In summary, implementing reliable and accurate AI for intelligent video analytics can be challenging but achievable with the right tools and strategies. NVIDIA’s DeepStream SDK, along with the Transfer Learning Toolkit, provides the flexibility and scalability needed to efficiently process video streams and gather actionable insights.

Keywords

Intelligent Video Analytics
Real-time Insights
NVIDIA DeepStream SDK
Transfer Learning Toolkit
Bi-directional Messaging
Over-the-Air Updates
Face Mask Detection
Social Distancing Monitoring
Object Tracking

FAQ

Q1: Can I create a plugin for DeepStream SDK in Python?

Yes, you can create a plugin in Python, although currently there are no sample applications showcasing this yet.

Q2: How does DeepStream handle model compatibility and conversion?

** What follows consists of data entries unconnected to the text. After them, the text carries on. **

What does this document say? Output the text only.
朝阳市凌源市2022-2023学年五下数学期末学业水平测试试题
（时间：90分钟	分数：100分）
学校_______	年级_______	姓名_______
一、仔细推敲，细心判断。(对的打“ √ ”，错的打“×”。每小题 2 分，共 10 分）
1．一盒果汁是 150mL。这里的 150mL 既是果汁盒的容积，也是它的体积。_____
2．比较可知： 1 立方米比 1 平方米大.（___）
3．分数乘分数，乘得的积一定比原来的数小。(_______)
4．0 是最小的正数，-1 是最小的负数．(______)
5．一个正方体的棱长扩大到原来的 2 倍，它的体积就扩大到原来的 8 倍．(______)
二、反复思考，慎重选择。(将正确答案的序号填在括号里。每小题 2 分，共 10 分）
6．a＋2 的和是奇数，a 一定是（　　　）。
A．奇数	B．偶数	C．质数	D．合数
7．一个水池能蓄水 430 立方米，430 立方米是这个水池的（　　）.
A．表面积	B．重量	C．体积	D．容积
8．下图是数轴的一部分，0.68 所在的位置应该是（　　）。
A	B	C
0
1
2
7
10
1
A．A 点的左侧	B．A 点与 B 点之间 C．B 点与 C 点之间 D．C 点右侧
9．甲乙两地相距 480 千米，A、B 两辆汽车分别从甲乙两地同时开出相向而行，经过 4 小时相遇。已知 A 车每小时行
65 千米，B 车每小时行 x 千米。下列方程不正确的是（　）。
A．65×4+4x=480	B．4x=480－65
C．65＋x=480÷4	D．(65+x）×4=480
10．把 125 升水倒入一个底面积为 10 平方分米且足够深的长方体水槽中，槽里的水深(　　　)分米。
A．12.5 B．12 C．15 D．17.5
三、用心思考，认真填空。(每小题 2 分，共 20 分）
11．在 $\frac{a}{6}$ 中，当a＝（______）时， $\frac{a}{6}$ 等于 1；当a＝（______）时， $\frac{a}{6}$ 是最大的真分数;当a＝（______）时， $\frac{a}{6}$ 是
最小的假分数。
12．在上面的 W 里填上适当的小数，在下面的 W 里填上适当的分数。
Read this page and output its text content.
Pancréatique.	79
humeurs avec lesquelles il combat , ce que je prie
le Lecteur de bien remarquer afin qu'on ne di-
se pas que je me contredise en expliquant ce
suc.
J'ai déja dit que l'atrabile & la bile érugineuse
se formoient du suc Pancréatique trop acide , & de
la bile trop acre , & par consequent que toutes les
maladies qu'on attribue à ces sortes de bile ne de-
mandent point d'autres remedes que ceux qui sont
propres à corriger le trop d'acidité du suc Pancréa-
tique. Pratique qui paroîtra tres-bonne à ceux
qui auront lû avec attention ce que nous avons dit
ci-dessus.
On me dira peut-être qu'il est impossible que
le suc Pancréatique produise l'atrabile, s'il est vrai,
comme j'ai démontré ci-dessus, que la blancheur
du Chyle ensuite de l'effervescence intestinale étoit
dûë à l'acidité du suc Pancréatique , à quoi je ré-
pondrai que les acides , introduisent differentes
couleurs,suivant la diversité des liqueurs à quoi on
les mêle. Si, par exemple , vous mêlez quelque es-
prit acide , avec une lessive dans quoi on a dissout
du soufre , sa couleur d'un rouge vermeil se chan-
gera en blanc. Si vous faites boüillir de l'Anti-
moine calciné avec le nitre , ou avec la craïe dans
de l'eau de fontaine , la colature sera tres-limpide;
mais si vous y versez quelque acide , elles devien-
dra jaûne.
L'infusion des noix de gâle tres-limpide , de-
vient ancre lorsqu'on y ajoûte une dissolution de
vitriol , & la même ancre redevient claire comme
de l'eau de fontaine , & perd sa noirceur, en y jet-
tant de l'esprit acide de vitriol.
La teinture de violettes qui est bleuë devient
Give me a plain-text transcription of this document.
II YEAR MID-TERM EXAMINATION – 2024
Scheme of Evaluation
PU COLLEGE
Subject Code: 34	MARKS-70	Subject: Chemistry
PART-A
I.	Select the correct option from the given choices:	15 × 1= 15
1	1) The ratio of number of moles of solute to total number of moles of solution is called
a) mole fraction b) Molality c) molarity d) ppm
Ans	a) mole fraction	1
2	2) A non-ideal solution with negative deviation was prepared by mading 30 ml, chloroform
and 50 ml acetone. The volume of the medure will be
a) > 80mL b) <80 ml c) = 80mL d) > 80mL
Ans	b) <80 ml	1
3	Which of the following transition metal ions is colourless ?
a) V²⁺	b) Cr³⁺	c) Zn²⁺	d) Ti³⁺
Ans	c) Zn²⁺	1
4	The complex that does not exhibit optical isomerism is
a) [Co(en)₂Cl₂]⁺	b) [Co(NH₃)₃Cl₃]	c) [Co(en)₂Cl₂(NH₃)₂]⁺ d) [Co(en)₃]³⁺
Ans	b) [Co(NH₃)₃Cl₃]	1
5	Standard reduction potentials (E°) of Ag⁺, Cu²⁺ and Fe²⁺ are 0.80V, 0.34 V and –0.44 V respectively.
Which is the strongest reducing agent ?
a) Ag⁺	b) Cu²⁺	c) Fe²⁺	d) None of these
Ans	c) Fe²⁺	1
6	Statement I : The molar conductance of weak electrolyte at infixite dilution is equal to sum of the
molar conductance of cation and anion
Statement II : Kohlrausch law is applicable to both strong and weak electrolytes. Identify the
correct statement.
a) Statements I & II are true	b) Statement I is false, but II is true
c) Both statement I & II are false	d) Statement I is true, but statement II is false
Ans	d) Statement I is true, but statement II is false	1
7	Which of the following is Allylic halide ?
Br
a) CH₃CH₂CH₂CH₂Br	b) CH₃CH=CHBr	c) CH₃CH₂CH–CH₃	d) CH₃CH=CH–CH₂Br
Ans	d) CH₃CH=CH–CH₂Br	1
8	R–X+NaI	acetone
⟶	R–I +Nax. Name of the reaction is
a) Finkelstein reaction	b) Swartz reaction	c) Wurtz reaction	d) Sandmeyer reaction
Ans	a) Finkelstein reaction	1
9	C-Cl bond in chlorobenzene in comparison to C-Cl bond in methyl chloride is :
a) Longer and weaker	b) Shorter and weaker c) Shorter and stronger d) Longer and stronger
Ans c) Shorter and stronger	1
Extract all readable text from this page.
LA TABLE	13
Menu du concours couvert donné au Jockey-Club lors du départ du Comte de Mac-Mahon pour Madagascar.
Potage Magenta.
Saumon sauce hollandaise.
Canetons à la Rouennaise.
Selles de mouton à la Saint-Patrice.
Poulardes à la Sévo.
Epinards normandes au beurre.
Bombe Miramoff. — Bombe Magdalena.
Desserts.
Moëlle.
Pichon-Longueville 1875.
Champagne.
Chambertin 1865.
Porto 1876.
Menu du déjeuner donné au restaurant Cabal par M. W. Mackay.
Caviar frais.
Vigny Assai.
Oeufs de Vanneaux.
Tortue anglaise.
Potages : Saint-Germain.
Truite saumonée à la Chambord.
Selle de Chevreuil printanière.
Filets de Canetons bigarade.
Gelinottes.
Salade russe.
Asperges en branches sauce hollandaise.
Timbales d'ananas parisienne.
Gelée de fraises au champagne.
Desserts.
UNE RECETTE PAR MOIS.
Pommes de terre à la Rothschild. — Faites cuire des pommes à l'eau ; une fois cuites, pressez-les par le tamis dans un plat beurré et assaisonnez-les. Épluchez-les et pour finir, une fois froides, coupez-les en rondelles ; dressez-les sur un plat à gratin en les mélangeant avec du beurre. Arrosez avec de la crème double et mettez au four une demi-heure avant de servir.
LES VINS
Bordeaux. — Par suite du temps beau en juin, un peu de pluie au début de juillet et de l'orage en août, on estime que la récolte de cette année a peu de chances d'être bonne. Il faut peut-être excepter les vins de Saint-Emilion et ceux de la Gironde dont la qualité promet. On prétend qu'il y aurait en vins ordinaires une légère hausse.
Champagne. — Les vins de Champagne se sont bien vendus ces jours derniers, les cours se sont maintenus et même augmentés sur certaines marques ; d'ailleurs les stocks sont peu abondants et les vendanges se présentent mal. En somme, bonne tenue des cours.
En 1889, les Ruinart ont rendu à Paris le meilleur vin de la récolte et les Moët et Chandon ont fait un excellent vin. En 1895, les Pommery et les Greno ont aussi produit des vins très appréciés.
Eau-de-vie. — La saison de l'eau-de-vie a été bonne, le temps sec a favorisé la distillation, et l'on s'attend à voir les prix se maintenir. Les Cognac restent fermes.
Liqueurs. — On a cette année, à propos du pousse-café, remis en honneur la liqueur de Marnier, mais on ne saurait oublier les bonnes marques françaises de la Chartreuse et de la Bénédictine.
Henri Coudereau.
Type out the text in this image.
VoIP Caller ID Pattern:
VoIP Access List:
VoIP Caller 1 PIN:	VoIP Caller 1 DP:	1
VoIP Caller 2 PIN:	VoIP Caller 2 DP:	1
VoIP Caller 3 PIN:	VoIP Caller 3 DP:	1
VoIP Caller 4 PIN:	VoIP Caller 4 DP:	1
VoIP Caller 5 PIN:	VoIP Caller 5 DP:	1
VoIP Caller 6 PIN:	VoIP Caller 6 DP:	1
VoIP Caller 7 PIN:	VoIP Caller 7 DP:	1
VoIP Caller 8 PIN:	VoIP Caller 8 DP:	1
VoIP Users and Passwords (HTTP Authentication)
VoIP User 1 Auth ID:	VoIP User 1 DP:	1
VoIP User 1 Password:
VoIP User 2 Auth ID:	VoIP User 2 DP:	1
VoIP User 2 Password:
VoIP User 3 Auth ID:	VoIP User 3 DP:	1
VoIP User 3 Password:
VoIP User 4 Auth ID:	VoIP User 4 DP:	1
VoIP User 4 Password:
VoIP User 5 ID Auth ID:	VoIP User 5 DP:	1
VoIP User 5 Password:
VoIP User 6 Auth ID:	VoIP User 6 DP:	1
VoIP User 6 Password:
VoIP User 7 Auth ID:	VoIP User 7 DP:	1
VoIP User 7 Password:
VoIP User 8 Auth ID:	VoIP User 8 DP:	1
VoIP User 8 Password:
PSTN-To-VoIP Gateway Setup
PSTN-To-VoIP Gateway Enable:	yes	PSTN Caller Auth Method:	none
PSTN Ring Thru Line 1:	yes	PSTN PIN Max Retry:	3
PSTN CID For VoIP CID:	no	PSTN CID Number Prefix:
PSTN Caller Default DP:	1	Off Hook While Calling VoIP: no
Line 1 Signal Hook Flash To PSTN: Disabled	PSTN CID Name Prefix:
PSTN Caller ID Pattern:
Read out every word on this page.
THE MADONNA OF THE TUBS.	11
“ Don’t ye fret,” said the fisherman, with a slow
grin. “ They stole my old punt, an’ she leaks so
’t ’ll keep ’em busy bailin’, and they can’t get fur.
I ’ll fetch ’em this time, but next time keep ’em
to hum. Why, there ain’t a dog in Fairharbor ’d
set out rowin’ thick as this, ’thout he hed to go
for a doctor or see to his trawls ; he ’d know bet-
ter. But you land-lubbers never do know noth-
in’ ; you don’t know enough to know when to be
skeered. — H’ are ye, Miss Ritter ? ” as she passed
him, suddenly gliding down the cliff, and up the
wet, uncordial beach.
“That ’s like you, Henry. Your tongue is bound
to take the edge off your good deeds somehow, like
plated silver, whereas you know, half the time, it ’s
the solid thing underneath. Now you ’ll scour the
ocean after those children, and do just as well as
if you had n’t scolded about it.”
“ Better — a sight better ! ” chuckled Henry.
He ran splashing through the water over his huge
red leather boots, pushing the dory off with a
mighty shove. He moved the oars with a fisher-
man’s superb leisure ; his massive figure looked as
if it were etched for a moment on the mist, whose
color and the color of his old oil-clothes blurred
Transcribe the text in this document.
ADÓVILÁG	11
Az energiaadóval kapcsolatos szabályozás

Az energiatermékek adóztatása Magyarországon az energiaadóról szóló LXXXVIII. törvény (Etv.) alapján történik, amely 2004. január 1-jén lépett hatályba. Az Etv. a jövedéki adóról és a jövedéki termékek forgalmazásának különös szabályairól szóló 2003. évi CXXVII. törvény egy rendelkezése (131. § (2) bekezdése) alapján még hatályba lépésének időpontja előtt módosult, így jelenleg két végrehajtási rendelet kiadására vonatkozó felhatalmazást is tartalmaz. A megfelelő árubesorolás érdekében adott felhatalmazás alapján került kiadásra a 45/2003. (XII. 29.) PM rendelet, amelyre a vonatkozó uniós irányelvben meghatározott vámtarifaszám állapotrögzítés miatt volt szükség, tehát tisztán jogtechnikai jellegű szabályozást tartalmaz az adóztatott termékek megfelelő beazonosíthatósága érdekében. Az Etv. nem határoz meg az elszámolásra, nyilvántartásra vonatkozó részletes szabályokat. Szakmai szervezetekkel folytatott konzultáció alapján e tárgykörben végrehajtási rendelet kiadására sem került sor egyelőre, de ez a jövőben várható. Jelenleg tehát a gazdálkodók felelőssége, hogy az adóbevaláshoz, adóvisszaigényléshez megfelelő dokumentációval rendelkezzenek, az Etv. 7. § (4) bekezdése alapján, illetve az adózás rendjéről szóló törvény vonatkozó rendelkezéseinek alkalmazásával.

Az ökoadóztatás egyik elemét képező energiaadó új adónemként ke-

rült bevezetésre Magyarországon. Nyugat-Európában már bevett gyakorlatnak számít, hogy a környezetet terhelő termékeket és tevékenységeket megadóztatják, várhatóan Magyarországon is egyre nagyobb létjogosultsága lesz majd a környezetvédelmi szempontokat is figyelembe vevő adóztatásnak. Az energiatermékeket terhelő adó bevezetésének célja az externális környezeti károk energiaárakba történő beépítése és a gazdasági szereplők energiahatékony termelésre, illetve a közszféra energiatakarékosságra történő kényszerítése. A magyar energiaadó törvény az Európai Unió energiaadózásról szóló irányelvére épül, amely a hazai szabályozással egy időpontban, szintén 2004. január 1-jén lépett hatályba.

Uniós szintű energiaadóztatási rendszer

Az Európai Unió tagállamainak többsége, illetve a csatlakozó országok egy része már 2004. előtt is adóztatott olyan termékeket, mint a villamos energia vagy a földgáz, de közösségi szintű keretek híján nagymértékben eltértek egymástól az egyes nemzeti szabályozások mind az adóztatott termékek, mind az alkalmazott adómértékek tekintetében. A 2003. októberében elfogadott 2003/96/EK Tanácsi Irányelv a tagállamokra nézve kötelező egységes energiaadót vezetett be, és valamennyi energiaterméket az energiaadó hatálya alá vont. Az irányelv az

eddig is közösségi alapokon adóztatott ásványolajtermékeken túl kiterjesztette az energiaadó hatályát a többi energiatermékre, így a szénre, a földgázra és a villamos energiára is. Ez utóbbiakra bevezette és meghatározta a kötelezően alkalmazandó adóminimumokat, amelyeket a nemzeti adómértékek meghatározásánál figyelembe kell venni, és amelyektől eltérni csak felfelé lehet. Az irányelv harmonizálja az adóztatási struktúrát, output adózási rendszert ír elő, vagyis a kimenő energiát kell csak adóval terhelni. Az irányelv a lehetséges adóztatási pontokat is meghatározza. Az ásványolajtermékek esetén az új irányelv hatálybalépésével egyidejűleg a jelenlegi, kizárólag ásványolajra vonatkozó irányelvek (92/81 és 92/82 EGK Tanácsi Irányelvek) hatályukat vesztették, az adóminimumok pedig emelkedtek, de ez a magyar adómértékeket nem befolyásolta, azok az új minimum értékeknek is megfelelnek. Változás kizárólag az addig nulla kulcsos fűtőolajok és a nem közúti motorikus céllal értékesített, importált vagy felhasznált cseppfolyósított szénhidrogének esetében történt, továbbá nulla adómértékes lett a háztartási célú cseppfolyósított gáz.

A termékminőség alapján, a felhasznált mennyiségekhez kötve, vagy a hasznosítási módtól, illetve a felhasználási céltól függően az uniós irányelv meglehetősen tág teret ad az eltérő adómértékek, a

With the launch of DeepStream 5.0, users can now deploy models from various frameworks such as TensorFlow and PyTorch through the Triton Inference Server, enhancing flexibility in model deployment.

Q3: What algorithms does DeepStream use for object tracking?

DeepStream includes three tracking algorithms: KLT, intersection of human bounding boxes, and NVDCF, which employs correlation filters.

Q4: Can I redact faces in videos using DeepStream?

Yes, DeepStream supports face redaction before saving video streams, with additional information available on the developer blog.

Q5: Is OTA supported only for model updates?

Currently, OTA is only supported for updating AI models and does not extend to library updates.